The book's first essay, "Of Unicorns," gives the reader a good idea of how Ives works. It blends personal history (Ives's youthful passion for My Little Ponies) with scholarly investigation (medieval and early modern lore of the unicorn) and adds some dashes of high theory (Michel Serres, Anna Dufourtmentelle), all tightly woven with a poet's touch for language and sentence construction.
Ives's essays remind me somewhat of Guy Davenport's in that he too could happily blend diverse kinds of specialized knowledge into a surprising but convincing whole. Davenport rarely added any personal history, however, and Ives's candor about her own life does a lot to raise the stakes in each essay.
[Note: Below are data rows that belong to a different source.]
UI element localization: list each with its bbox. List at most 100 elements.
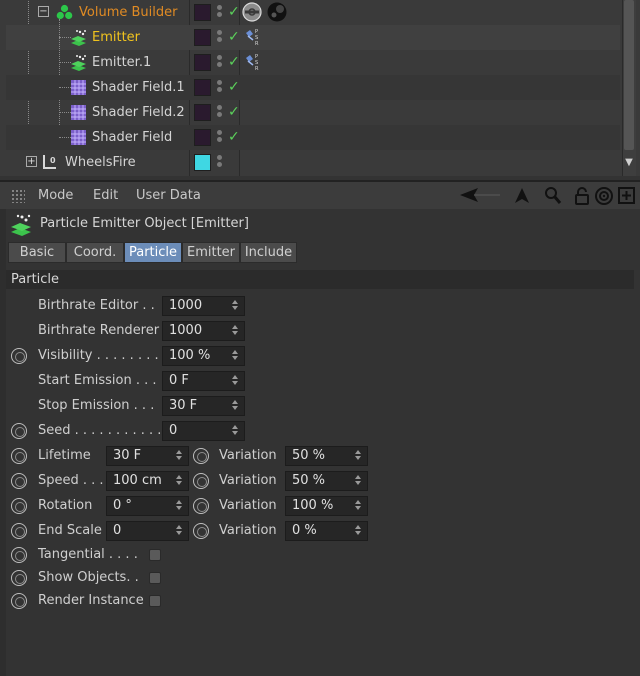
visibility-dots[interactable] [216, 29, 224, 46]
enabled-check-icon[interactable]: ✓ [228, 25, 240, 50]
spinner-arrows-icon[interactable] [355, 449, 363, 463]
tree-scrollbar-thumb[interactable] [624, 0, 634, 150]
particle-tag-icon[interactable]: P S R [244, 52, 264, 72]
enabled-check-icon[interactable]: ✓ [228, 100, 240, 125]
menu-user-data[interactable]: User Data [136, 182, 201, 209]
param-row-seed: Seed . . . . . . . . . . . 0 [0, 419, 640, 443]
visibility-field[interactable]: 100 % [162, 346, 245, 366]
layer-color-swatch[interactable] [194, 79, 211, 96]
keyframe-toggle-icon[interactable] [193, 448, 209, 464]
spinner-arrows-icon[interactable] [176, 524, 184, 538]
visibility-dots[interactable] [216, 4, 224, 21]
keyframe-toggle-icon[interactable] [11, 570, 27, 586]
volume-tag-icon[interactable] [242, 2, 262, 22]
tangential-checkbox[interactable] [149, 549, 161, 561]
collapse-toggle[interactable]: − [38, 6, 49, 17]
tab-basic[interactable]: Basic [8, 242, 66, 263]
lock-icon[interactable] [572, 186, 592, 206]
lifetime-field[interactable]: 30 F [106, 446, 189, 466]
keyframe-toggle-icon[interactable] [193, 498, 209, 514]
keyframe-toggle-icon[interactable] [193, 523, 209, 539]
menu-mode[interactable]: Mode [38, 182, 73, 209]
visibility-dots[interactable] [216, 129, 224, 146]
enabled-check-icon[interactable]: ✓ [228, 0, 240, 25]
tree-item-label: Emitter [92, 30, 141, 45]
rotation-field[interactable]: 0 ° [106, 496, 189, 516]
expand-toggle[interactable]: + [26, 156, 37, 167]
end-scale-variation-field[interactable]: 0 % [285, 521, 368, 541]
material-tag-icon[interactable] [267, 2, 287, 22]
tab-emitter[interactable]: Emitter [182, 242, 240, 263]
target-icon[interactable] [594, 186, 614, 206]
layer-color-swatch[interactable] [194, 154, 211, 171]
tab-include[interactable]: Include [240, 242, 297, 263]
spinner-arrows-icon[interactable] [176, 499, 184, 513]
visibility-dots[interactable] [216, 54, 224, 71]
layer-color-swatch[interactable] [194, 129, 211, 146]
tree-row-shader-field-1[interactable]: Shader Field.1 ✓ [6, 75, 620, 100]
panel-grip-icon[interactable] [11, 189, 25, 203]
spinner-arrows-icon[interactable] [176, 474, 184, 488]
layer-color-swatch[interactable] [194, 29, 211, 46]
spinner-arrows-icon[interactable] [355, 474, 363, 488]
keyframe-toggle-icon[interactable] [11, 523, 27, 539]
render-instance-checkbox[interactable] [149, 595, 161, 607]
layer-color-swatch[interactable] [194, 54, 211, 71]
tab-particle[interactable]: Particle [124, 242, 182, 263]
up-arrow-icon[interactable] [512, 186, 532, 206]
end-scale-field[interactable]: 0 [106, 521, 189, 541]
svg-text:R: R [255, 41, 259, 47]
layer-color-swatch[interactable] [194, 104, 211, 121]
lifetime-variation-field[interactable]: 50 % [285, 446, 368, 466]
keyframe-toggle-icon[interactable] [11, 498, 27, 514]
field-value: 0 % [292, 523, 317, 538]
tree-row-volume-builder[interactable]: − Volume Builder ✓ [6, 0, 620, 150]
particle-tag-icon[interactable]: P S R [244, 27, 264, 47]
spinner-arrows-icon[interactable] [232, 424, 240, 438]
spinner-arrows-icon[interactable] [232, 324, 240, 338]
back-arrow-icon[interactable] [458, 186, 502, 206]
spinner-arrows-icon[interactable] [232, 299, 240, 313]
search-icon[interactable] [543, 186, 563, 206]
tree-row-shader-field-2[interactable]: Shader Field.2 ✓ [6, 100, 620, 125]
keyframe-toggle-icon[interactable] [11, 348, 27, 364]
scroll-down-arrow-icon[interactable]: ▼ [624, 157, 634, 169]
visibility-dots[interactable] [216, 79, 224, 96]
tree-row-emitter[interactable]: Emitter ✓ P S R [6, 19, 620, 137]
layer-color-swatch[interactable] [194, 4, 211, 21]
spinner-arrows-icon[interactable] [355, 499, 363, 513]
enabled-check-icon[interactable]: ✓ [228, 50, 240, 75]
menu-edit[interactable]: Edit [93, 182, 118, 209]
field-value: 1000 [169, 298, 203, 313]
enabled-check-icon[interactable]: ✓ [228, 75, 240, 100]
tree-row-shader-field[interactable]: Shader Field ✓ [6, 125, 620, 150]
stop-emission-field[interactable]: 30 F [162, 396, 245, 416]
start-emission-field[interactable]: 0 F [162, 371, 245, 391]
tree-row-wheelsfire[interactable]: + 0 WheelsFire [6, 150, 620, 175]
visibility-dots[interactable] [216, 104, 224, 121]
keyframe-toggle-icon[interactable] [11, 448, 27, 464]
spinner-arrows-icon[interactable] [232, 374, 240, 388]
birthrate-editor-field[interactable]: 1000 [162, 296, 245, 316]
visibility-dots[interactable] [216, 154, 224, 171]
spinner-arrows-icon[interactable] [355, 524, 363, 538]
spinner-arrows-icon[interactable] [232, 399, 240, 413]
keyframe-toggle-icon[interactable] [11, 423, 27, 439]
rotation-variation-field[interactable]: 100 % [285, 496, 368, 516]
birthrate-renderer-field[interactable]: 1000 [162, 321, 245, 341]
tab-coord[interactable]: Coord. [66, 242, 124, 263]
new-panel-icon[interactable] [617, 186, 637, 206]
keyframe-toggle-icon[interactable] [193, 473, 209, 489]
tree-row-emitter-1[interactable]: Emitter.1 ✓ P S R [6, 50, 620, 75]
spinner-arrows-icon[interactable] [176, 449, 184, 463]
keyframe-toggle-icon[interactable] [11, 593, 27, 609]
seed-field[interactable]: 0 [162, 421, 245, 441]
speed-variation-field[interactable]: 50 % [285, 471, 368, 491]
keyframe-toggle-icon[interactable] [11, 547, 27, 563]
show-objects-checkbox[interactable] [149, 572, 161, 584]
keyframe-toggle-icon[interactable] [11, 473, 27, 489]
spinner-arrows-icon[interactable] [232, 349, 240, 363]
param-row-rotation: Rotation 0 ° Variation 100 % [0, 494, 640, 518]
speed-field[interactable]: 100 cm [106, 471, 189, 491]
enabled-check-icon[interactable]: ✓ [228, 125, 240, 150]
A youthful passion for My Little Pony could be observed in many American households in the early nineties, including ours, but the book's other essays are about graver matters.
The title essay mainly has to do with Ives's learning only in her thirties that an ancestor had escaped the Armenian genocide, but it also has to do with memory, the American period rooms in the Metropolitan Museum, Virginia Woolf, and Ives's (ill-fated) marriage.
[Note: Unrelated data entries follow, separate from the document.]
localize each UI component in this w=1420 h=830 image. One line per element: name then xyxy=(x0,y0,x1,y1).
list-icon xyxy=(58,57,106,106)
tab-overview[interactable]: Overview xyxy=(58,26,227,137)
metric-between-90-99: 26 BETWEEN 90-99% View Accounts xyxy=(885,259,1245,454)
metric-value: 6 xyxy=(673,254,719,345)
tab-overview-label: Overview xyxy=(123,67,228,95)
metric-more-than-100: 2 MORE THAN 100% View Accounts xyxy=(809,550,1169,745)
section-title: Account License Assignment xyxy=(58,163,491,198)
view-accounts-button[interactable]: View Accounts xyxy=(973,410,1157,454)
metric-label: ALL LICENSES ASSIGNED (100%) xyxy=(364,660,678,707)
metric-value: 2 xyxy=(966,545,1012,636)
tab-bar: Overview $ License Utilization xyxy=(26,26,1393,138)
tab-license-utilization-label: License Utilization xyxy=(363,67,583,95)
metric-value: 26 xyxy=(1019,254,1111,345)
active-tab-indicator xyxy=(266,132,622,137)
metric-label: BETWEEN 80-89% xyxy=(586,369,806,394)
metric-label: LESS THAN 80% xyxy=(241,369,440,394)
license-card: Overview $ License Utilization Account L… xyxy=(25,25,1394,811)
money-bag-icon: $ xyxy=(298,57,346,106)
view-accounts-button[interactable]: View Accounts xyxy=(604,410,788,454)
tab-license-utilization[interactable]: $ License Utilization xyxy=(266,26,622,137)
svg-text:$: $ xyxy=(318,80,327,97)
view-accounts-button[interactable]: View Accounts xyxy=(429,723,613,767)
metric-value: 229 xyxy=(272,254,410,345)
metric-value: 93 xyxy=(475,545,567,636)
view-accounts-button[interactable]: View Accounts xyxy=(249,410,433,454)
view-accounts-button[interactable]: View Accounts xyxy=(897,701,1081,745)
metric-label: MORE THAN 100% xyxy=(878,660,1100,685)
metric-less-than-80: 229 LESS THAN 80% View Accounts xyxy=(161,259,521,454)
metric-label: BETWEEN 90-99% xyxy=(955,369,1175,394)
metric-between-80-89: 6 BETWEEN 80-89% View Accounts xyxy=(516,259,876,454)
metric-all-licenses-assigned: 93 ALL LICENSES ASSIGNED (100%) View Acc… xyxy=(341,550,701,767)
"Earliness, or Romance," has to do the idea of romantic love, which Ives is ready to dispense with, making her case with through the movie musical Seven Brides for Seven Brothers, the Stephen Vincent Benét short story the musical was based on, quite a few literary works, and the ideas of Lauren Berlant.
"The End" is about Ives's experience of depersonalization disorder in her twenties, coinciding with her exposure to advanced literary theory (under the guidance of Barbara Johnson, no less).
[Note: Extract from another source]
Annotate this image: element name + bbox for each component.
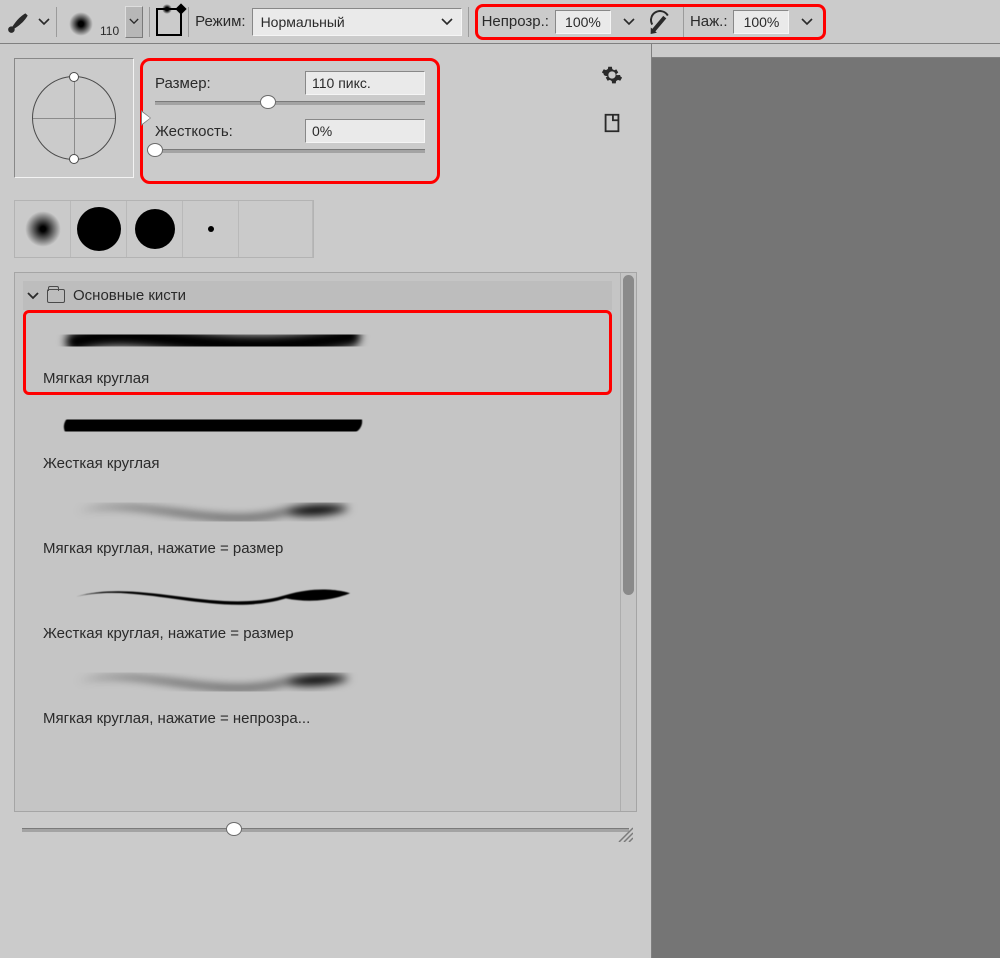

"The Three-Body Problem" discusses the science fiction series by Cixin Liu, of course, but it is really about the birth of Ives's son. Yves. I have only witnessed childbirth, never experienced it, but Ives's account is the most convincing I have ever read. Midwifery, caesarians, and Margery Kempe are among the topics blended into the mix.
"Of Unicorns" is the book's shortest essay, and it is not exactly short at thirty-some pages. The others run between forty and sixty--deep dives, in other words. No periodical these days is likely to run essays like these in their entirety, so all the more thanks to Graywolf Press for publishing the book.